There have been data breaches, too. In May, it was reported by The Times that contact tracers had shared private patient information in WhatsApp and Facebook groups.

The Guardian reported 3 data breaches. Two including Serco, and one involving Ventrica, a private contractor, who did not properly redact an individual’s name and number in a contact tracing training video.

For Test and Trace, venues gather data from their customers and staff. They are required to store this information for 21 days. Though venues storing data for contact tracing are obliged to comply with GDPR, there have been reports of data being misused, specifically to harass women. The ICO advice states that businesses collecting your information for contact tracing should do so securely. For example, they shouldn’t use open log books or ask you to add your name to a list. If you don’t think that your personal data is secure, you can make a complaint.

The NHS COVID-19 app

The Government initially developed an app based on a centralised system – data was to be stored on a central server. This system was abandoned because of concerns about public trust and data security.

The new app, launched in September, uses Apple and Google’s decentralised system. It is considered much more secure. In this system, your data is stored on your phone, unless you choose to share it. You are not mandated to share your data, even if you test positive. You can also see what information the app has about you, you can check that it is right, and you can delete it.
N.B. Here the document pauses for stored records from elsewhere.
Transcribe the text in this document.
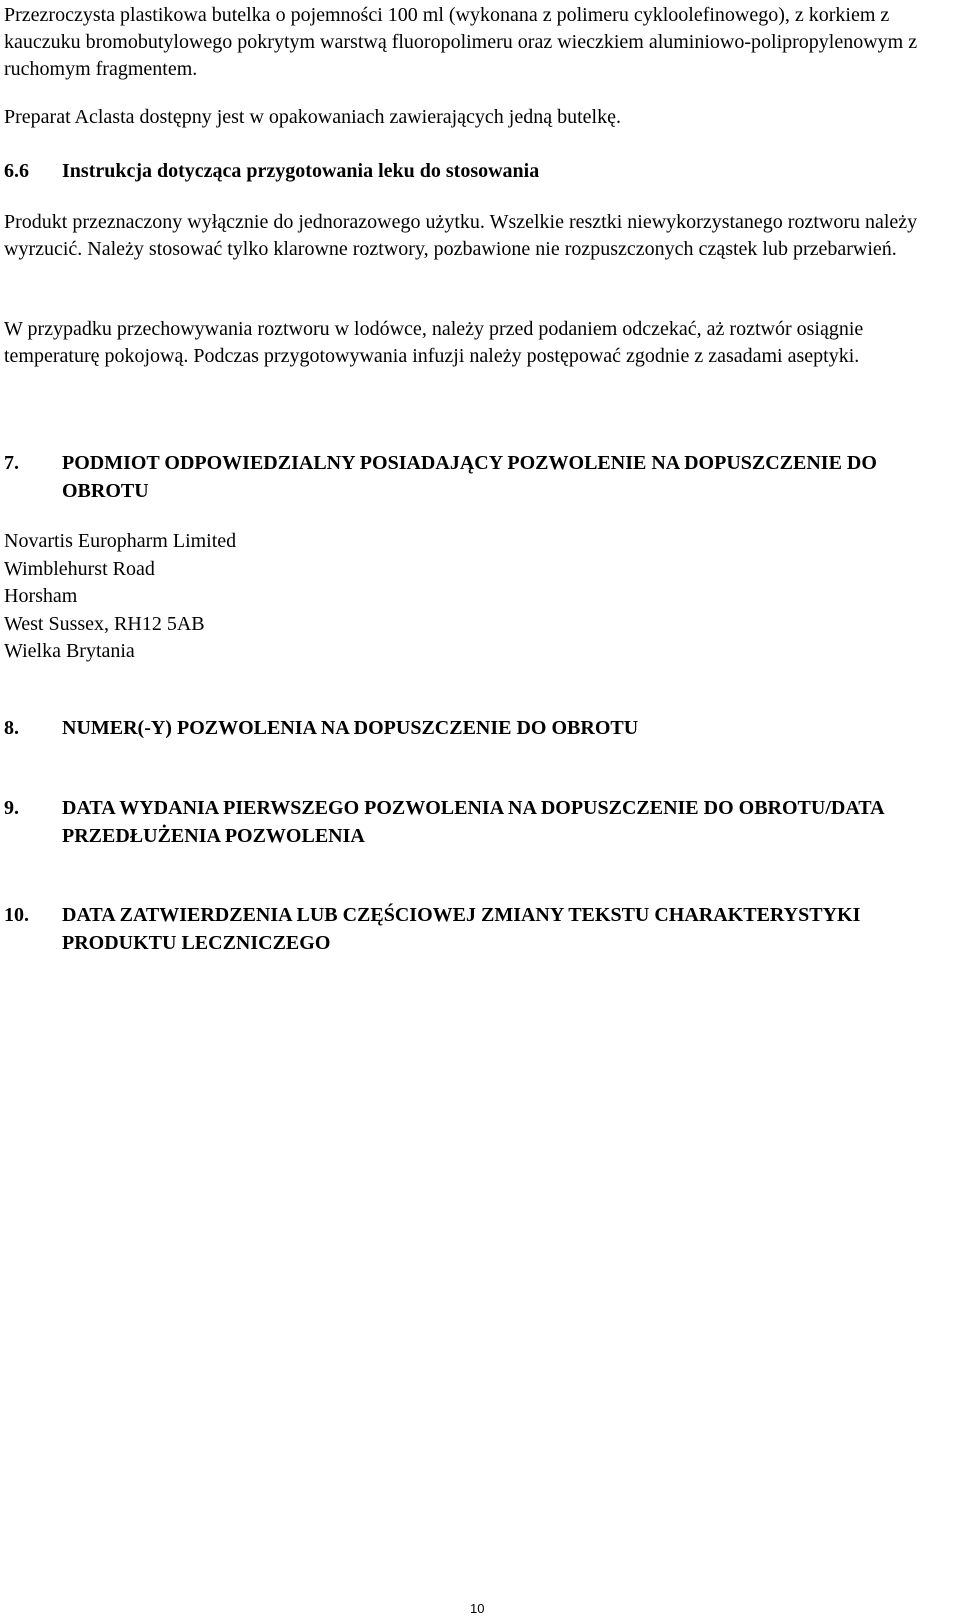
Przezroczysta plastikowa butelka o pojemności 100 ml (wykonana z polimeru cykloolefinowego), z korkiem z kauczuku bromobutylowego pokrytym warstwą fluoropolimeru oraz wieczkiem aluminiowo-polipropylenowym z ruchomym fragmentem.

Preparat Aclasta dostępny jest w opakowaniach zawierających jedną butelkę.

6.6	Instrukcja dotycząca przygotowania leku do stosowania

Produkt przeznaczony wyłącznie do jednorazowego użytku. Wszelkie resztki niewykorzystanego roztworu należy wyrzucić. Należy stosować tylko klarowne roztwory, pozbawione nie rozpuszczonych cząstek lub przebarwień.

W przypadku przechowywania roztworu w lodówce, należy przed podaniem odczekać, aż roztwór osiągnie temperaturę pokojową. Podczas przygotowywania infuzji należy postępować zgodnie z zasadami aseptyki.

7.	PODMIOT ODPOWIEDZIALNY POSIADAJĄCY POZWOLENIE NA DOPUSZCZENIE DO OBROTU
Novartis Europharm Limited
Wimblehurst Road
Horsham
West Sussex, RH12 5AB
Wielka Brytania
8.	NUMER(-Y) POZWOLENIA NA DOPUSZCZENIE DO OBROTU
9.	DATA WYDANIA PIERWSZEGO POZWOLENIA NA DOPUSZCZENIE DO OBROTU/DATA PRZEDŁUŻENIA POZWOLENIA
10.	DATA ZATWIERDZENIA LUB CZĘŚCIOWEJ ZMIANY TEKSTU CHARAKTERYSTYKI PRODUKTU LECZNICZEGO
10
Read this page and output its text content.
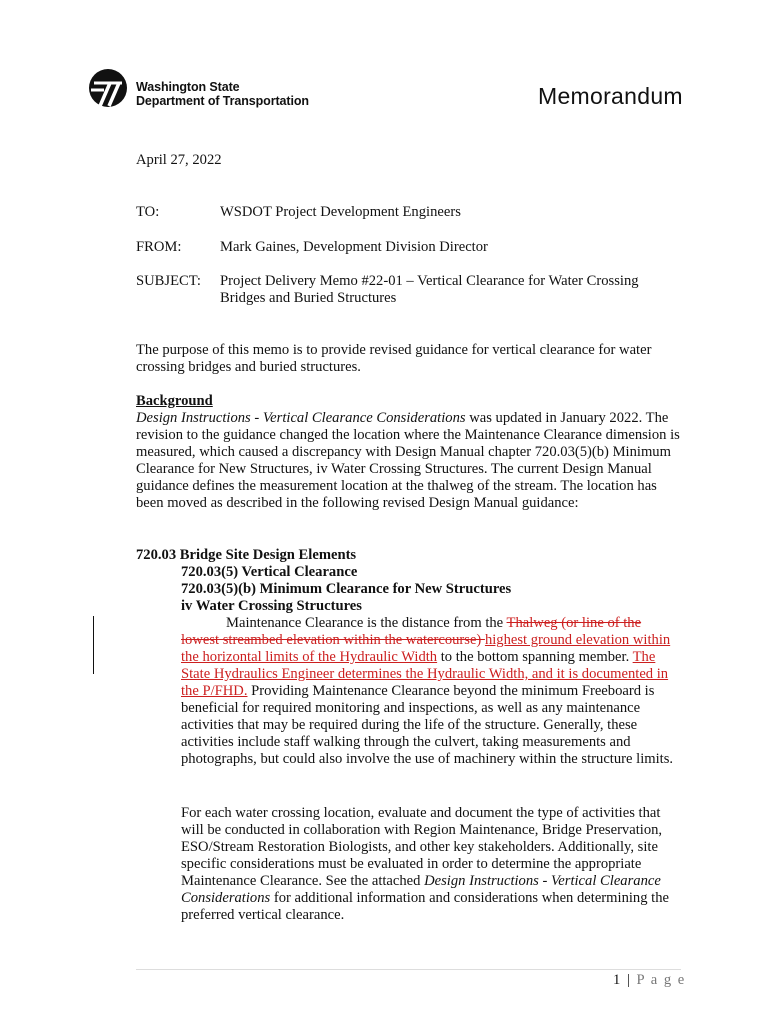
Washington State
Department of Transportation	Memorandum
April 27, 2022
TO:	WSDOT Project Development Engineers
FROM:	Mark Gaines, Development Division Director
SUBJECT: Project Delivery Memo #22-01 – Vertical Clearance for Water Crossing
Bridges and Buried Structures
The purpose of this memo is to provide revised guidance for vertical clearance for water crossing bridges and buried structures.
Background
Design Instructions - Vertical Clearance Considerations was updated in January 2022. The revision to the guidance changed the location where the Maintenance Clearance dimension is measured, which caused a discrepancy with Design Manual chapter 720.03(5)(b) Minimum Clearance for New Structures, iv Water Crossing Structures. The current Design Manual guidance defines the measurement location at the thalweg of the stream. The location has been moved as described in the following revised Design Manual guidance:
720.03 Bridge Site Design Elements
720.03(5) Vertical Clearance
720.03(5)(b) Minimum Clearance for New Structures
iv Water Crossing Structures
Maintenance Clearance is the distance from the Thalweg (or line of the lowest streambed elevation within the watercourse) highest ground elevation within the horizontal limits of the Hydraulic Width to the bottom spanning member. The State Hydraulics Engineer determines the Hydraulic Width, and it is documented in the P/FHD. Providing Maintenance Clearance beyond the minimum Freeboard is beneficial for required monitoring and inspections, as well as any maintenance activities that may be required during the life of the structure. Generally, these activities include staff walking through the culvert, taking measurements and photographs, but could also involve the use of machinery within the structure limits.
For each water crossing location, evaluate and document the type of activities that will be conducted in collaboration with Region Maintenance, Bridge Preservation, ESO/Stream Restoration Biologists, and other key stakeholders. Additionally, site specific considerations must be evaluated in order to determine the appropriate Maintenance Clearance. See the attached Design Instructions - Vertical Clearance Considerations for additional information and considerations when determining the preferred vertical clearance.
1 | P a g e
The app is designed to keep your data anonymous. The app cannot access personal information on your phone, such as messages or contacts. It does not collect any directly identifiable information such as names, telephone numbers, NHS numbers or GPS location data.
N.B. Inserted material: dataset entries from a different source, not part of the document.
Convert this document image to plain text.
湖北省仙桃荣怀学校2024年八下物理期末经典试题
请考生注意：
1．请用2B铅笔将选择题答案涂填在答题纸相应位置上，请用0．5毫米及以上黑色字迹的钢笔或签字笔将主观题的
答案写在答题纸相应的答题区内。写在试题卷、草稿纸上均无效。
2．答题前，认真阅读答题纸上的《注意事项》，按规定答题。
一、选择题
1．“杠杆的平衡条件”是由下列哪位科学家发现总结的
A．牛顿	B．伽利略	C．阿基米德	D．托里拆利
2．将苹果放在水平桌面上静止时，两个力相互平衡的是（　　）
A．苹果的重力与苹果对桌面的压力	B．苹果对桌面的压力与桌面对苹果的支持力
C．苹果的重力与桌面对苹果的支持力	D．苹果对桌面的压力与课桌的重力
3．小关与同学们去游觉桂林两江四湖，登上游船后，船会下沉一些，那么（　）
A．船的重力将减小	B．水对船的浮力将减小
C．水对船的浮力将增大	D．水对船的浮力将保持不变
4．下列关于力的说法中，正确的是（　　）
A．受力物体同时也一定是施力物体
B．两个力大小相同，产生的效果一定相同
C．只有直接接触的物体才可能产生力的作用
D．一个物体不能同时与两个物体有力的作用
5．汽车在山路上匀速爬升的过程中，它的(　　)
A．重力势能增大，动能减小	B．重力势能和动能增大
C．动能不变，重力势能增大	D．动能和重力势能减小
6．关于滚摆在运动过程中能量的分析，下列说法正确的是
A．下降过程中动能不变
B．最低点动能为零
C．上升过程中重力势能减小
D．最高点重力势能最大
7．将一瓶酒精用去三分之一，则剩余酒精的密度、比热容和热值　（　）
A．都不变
The Bluetooth codes used to identify close contact are encrypted and stored on your phone for 14 days. Even if you choose to share them with Test and Trace, they cannot be used to identify who you are or who you’ve spent time with.
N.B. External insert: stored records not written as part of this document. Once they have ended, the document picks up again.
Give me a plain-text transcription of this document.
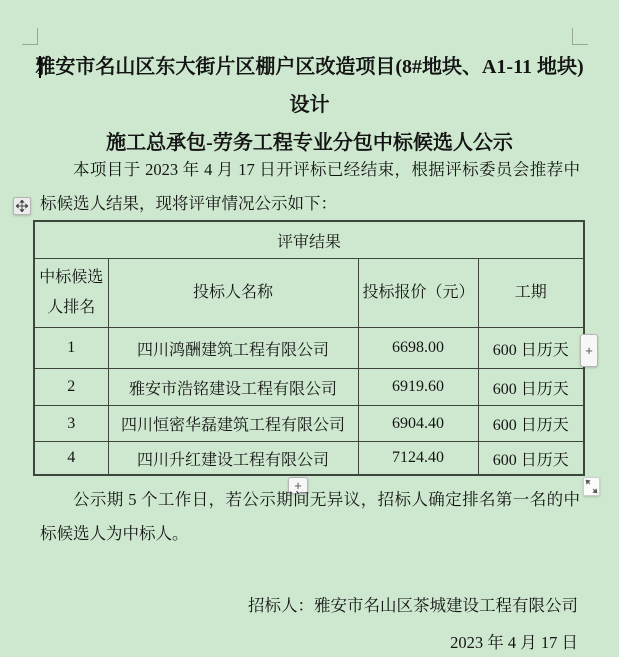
雅安市名山区东大街片区棚户区改造项目(8#地块、A1-11 地块) 设计
施工总承包-劳务工程专业分包中标候选人公示
本项目于 2023 年 4 月 17 日开评标已经结束，根据评标委员会推荐中标候选人结果，现将评审情况公示如下：
评审结果			
中标候选人排名	投标人名称	投标报价（元）	工期
1	四川鸿酬建筑工程有限公司	6698.00	600 日历天
2	雅安市浩铭建设工程有限公司	6919.60	600 日历天
3	四川恒密华磊建筑工程有限公司	6904.40	600 日历天
4	四川升红建设工程有限公司	7124.40	600 日历天
+
+
公示期 5 个工作日，若公示期间无异议，招标人确定排名第一名的中标候选人为中标人。
招标人：雅安市名山区茶城建设工程有限公司
2023 年 4 月 17 日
If the app recommends you get tested for Covid-19, you'll be allocated a unique token, which is passed to the test centre so that the results can be uploaded on the app. The token supplants the need for any personal information (like your name), and it is destroyed within 24 to 48 hours of test results being received.

For the app to tell you if your local area becomes high risk, you'll need to give the first few characters of your postcode. But this covers around 8,000 households on average, so you cannot specifically be identified.

Checking in to a venue with a QR code is also anonymous. The code will stay on your phone for 21 days.

The data it gathers cannot be used by the police to identify or track you. And, even though refusing to self-isolate when told to is now illegal in England, the new laws do not apply to being told to isolate by an alert on the NHS COVID-19 app.

If you'd like to know more, the National Cyber Security Centre are involved in monitoring and reviewing the app to ensure it is safe and secure to use. Apple and Google have also done a privacy review. You can read the Privacy Notice and DPIA for the app on the Government’s website.

Can You Trust It?

There are no glaring technical or legal reasons to distrust the app. Indeed, the app has data privacy built into much of its design.

The same cannot be said for the manual system, which is demonstrably more vulnerable to human error and mismanagement, as well as having a troublingly opaque approach to data protection.

But… Do You Trust It?

It doesn’t seem so. Public trust in the Government’s ability to manage the pandemic is very low. Lack of public trust must be contributing to the meagre number of downloads since the app was launched.

It is understandable to be sceptical of a system that requires so much personal data to function, particularly if it is being managed by a Government, and outsourced to private companies, that you may have other reservations about.

Final Thoughts

Though contact tracing is an important way of controlling infection rates, and the app will only be effective if many more of us download it, this is your decision to make. Using the app is voluntary. You can use parts of the app (such as the QR codes) but turn off the Bluetooth. You can choose not to share your app data with contact tracers.